With the 2015 State Assembly race on track to be one of the most sparsely attended elections in recent memory, some are saying that most districts will tread water this cycle, with only the first and second seeing vigorous contests. The GOP’s somersault on LGBT issues following the Supreme Court decision on marriage equality may be one of the Democrats’ few chances to break the inertia state-wide, and Assemblyman Chris Brown (R-2) could be among those whose prior voting records will count against them.
Montclair State University political scientist Brigid Harrison said while crickets will most likely be the rule for much of the state this cycle, the first and second districts are seeing “relatively heated races with pretty high-quality challengers.”
With businesses and residents reeling from the damage out-of-state competition has dealt to Atlantic City’s gaming industry, the urgency of LD1 and LD2’s financial situation may drive more voters to the polls.
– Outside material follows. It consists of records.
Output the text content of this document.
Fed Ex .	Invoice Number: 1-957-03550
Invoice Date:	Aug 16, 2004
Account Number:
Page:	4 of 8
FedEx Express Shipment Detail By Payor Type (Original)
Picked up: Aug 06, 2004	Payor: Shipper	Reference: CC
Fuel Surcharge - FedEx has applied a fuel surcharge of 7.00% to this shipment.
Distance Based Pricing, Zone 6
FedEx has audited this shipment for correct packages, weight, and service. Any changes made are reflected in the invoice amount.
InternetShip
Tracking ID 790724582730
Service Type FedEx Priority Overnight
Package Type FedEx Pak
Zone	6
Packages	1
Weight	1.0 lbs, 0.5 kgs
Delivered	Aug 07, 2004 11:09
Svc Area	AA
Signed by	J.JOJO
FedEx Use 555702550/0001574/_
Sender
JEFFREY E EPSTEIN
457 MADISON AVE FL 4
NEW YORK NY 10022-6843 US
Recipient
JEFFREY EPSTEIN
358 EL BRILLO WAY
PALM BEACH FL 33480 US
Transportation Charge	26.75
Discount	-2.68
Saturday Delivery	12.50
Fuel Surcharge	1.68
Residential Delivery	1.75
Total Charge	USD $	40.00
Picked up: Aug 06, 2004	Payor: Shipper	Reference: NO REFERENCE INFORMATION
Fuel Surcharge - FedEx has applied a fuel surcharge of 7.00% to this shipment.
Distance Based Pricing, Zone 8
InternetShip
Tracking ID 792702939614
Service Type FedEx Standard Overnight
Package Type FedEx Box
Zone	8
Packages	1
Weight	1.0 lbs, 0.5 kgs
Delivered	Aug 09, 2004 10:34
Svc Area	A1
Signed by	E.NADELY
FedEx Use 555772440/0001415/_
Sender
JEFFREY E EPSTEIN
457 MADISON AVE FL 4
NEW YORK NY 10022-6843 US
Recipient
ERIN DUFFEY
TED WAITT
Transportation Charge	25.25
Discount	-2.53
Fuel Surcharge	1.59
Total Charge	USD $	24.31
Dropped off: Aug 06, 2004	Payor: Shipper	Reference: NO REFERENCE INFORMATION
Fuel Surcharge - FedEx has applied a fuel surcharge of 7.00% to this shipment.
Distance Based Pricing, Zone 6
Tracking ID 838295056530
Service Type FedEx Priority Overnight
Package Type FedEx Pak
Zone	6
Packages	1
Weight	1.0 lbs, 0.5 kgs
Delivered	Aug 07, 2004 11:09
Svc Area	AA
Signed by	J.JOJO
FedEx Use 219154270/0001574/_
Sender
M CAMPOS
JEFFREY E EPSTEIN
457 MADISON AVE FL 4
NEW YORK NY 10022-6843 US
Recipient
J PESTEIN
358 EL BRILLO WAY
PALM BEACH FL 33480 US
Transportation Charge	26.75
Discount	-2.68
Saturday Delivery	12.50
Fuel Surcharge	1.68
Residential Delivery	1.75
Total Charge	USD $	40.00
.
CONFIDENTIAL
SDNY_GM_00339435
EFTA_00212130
But considering the losses that LD1 and LD2 have suffered in population due to the crisis, Harrison says the districts could be wildcards.
“There were increases in population in South Jersey,” said Harrison of the 2010 census, “but what we know now about South Jersey is that there has been something of an outward migration after the collapse of the gaming industry in Atlantic City.”
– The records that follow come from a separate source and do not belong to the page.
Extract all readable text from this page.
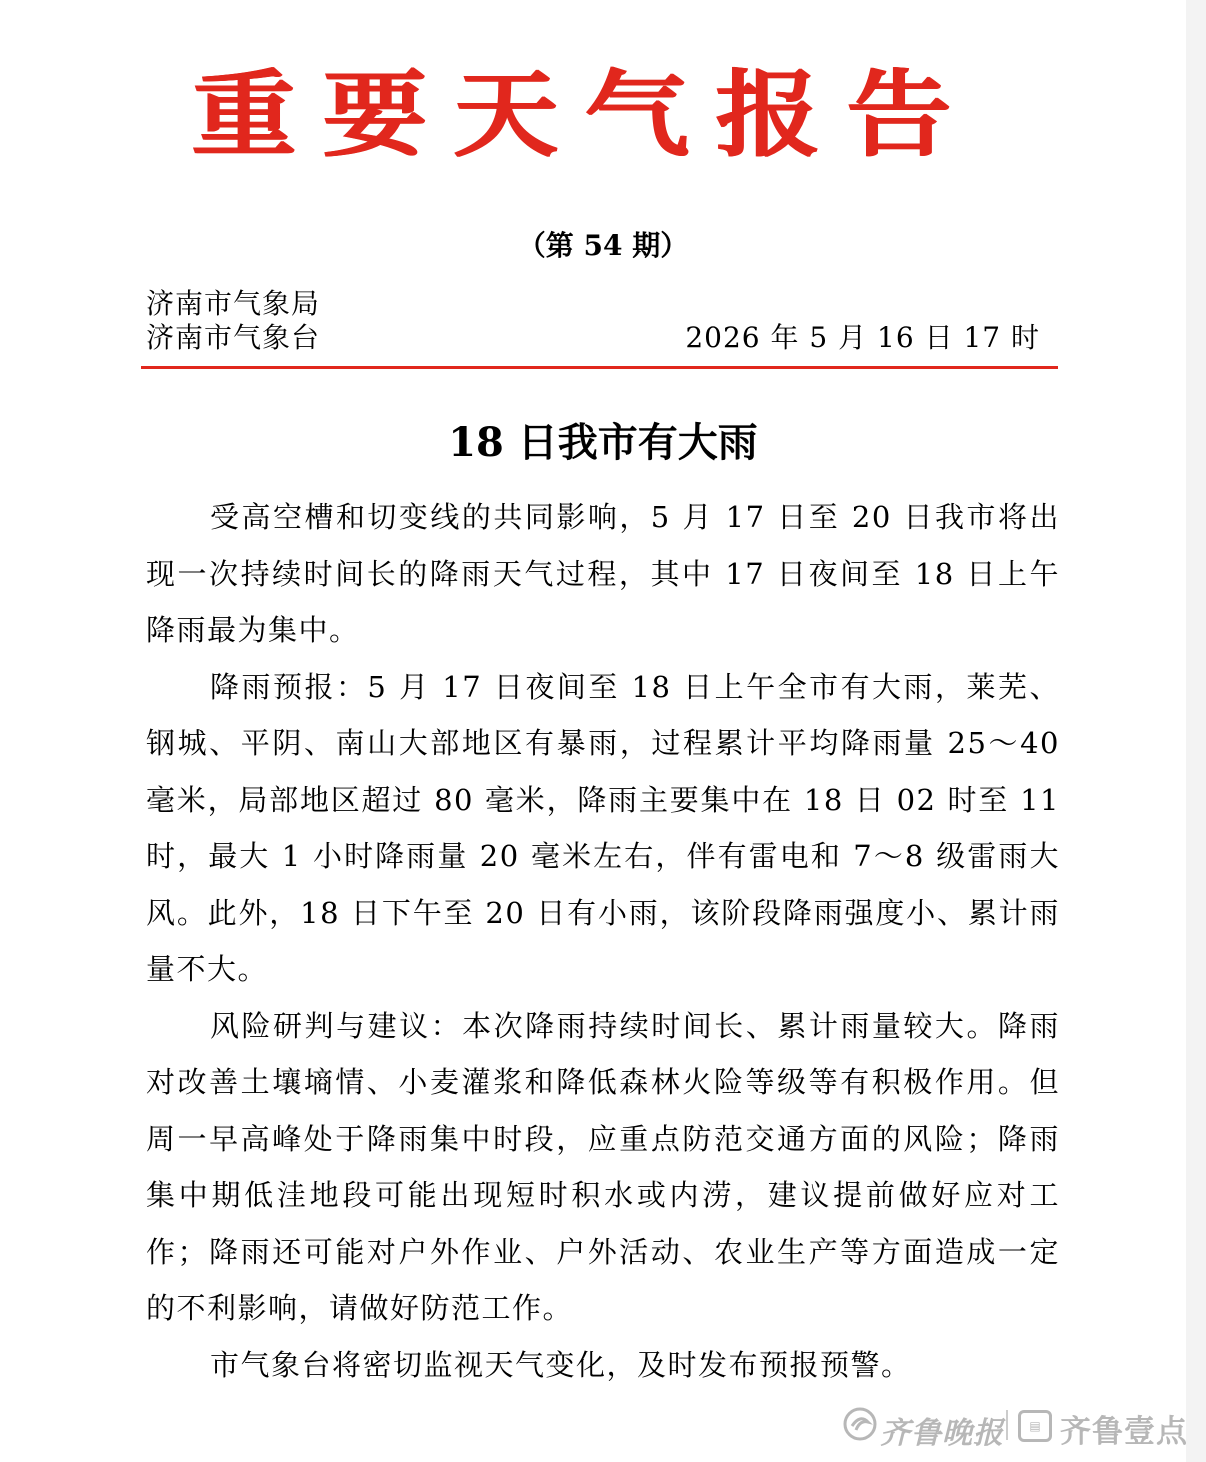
重要天气报告
（第 54 期）
济南市气象局
济南市气象台	2026 年 5 月 16 日 17 时
18 日我市有大雨

受高空槽和切变线的共同影响，5 月 17 日至 20 日我市将出现一次持续时间长的降雨天气过程，其中 17 日夜间至 18 日上午降雨最为集中。

降雨预报：5 月 17 日夜间至 18 日上午全市有大雨，莱芜、钢城、平阴、南山大部地区有暴雨，过程累计平均降雨量 25～40 毫米，局部地区超过 80 毫米，降雨主要集中在 18 日 02 时至 11 时，最大 1 小时降雨量 20 毫米左右，伴有雷电和 7～8 级雷雨大风。此外，18 日下午至 20 日有小雨，该阶段降雨强度小、累计雨量不大。

风险研判与建议：本次降雨持续时间长、累计雨量较大。降雨对改善土壤墒情、小麦灌浆和降低森林火险等级等有积极作用。但周一早高峰处于降雨集中时段，应重点防范交通方面的风险；降雨集中期低洼地段可能出现短时积水或内涝，建议提前做好应对工作；降雨还可能对户外作业、户外活动、农业生产等方面造成一定的不利影响，请做好防范工作。

市气象台将密切监视天气变化，及时发布预报预警。

齐鲁晚报	▤ 齐鲁壹点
Patrick Murray of the Monmouth University Polling Institute indicated that the numbers for how the districts have changed since 2010 and to whose advantage simply aren’t available, saying that despite available estimates “we won’t know until the next census.”
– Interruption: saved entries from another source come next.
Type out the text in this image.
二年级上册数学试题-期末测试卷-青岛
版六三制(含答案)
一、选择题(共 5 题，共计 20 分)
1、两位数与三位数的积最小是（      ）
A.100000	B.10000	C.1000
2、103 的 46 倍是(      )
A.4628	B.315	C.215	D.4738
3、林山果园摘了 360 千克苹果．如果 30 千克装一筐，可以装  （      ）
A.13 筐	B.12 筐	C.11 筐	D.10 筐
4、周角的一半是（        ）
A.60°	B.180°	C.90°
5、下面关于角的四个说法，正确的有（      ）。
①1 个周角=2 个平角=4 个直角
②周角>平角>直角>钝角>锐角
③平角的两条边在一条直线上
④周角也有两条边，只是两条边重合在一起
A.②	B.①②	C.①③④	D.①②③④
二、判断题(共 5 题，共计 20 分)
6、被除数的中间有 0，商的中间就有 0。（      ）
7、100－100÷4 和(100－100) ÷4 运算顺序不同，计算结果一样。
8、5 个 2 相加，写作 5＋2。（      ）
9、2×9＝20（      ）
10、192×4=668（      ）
On the issues that might draw swing voters in the historically Republican districts, Harrison said that Governor Christie’s unpopularity could be a useful tool for Democrats. Christie appointed an emergency manager in 2011 who has billed the state $1.7 million without proposing any new policy decisions or development plans, and is suffering in polls across the state.
“To the extent that the Democrats are able to link the Republican challengers to the Christie administration, that would bode well for them,” said Harrison.
Harrison and Murray agreed that districts are unlikely to veer from their voting patterns following redistricting in 2011 and 2012, but some suggested that the GOP’s change of heart on LGBT rights may creep out of the woodwork as a wedge issue — whether to Republicans’ benefit, or to their detriment for lingering ‘no’ votes on past marriage equality bills.
Though Assemblyman Chris Brown (R-2) has joined other Republican legislators in New Jersey in proclaiming support for the federal marriage ruling, he voted against New Jersey’s own successful marriage equality act in 2012 and could find himself at a disadvantage because of it.
Hudson County political operative Phil Swibinski called the marriage equality decision’s place in New Jersey voters’ minds “a positive for Democrats, because they were on the right side of history with these issues. You look at the backlash at Scott Garret and if this were six years ago, I don’t think you’d see that so much.”
“I think we’re at a point where having been against marriage equality will hopefully become something of a third rail,” said Garden State Equality’s executive director Andrea Bowen. “So I would not be surprised if you see people using people’s votes against marriage equality against them, because there were people who stood up for it and people who certainly did not.”
“If I were a candidate, I certainly would drag that out,” said Bowen.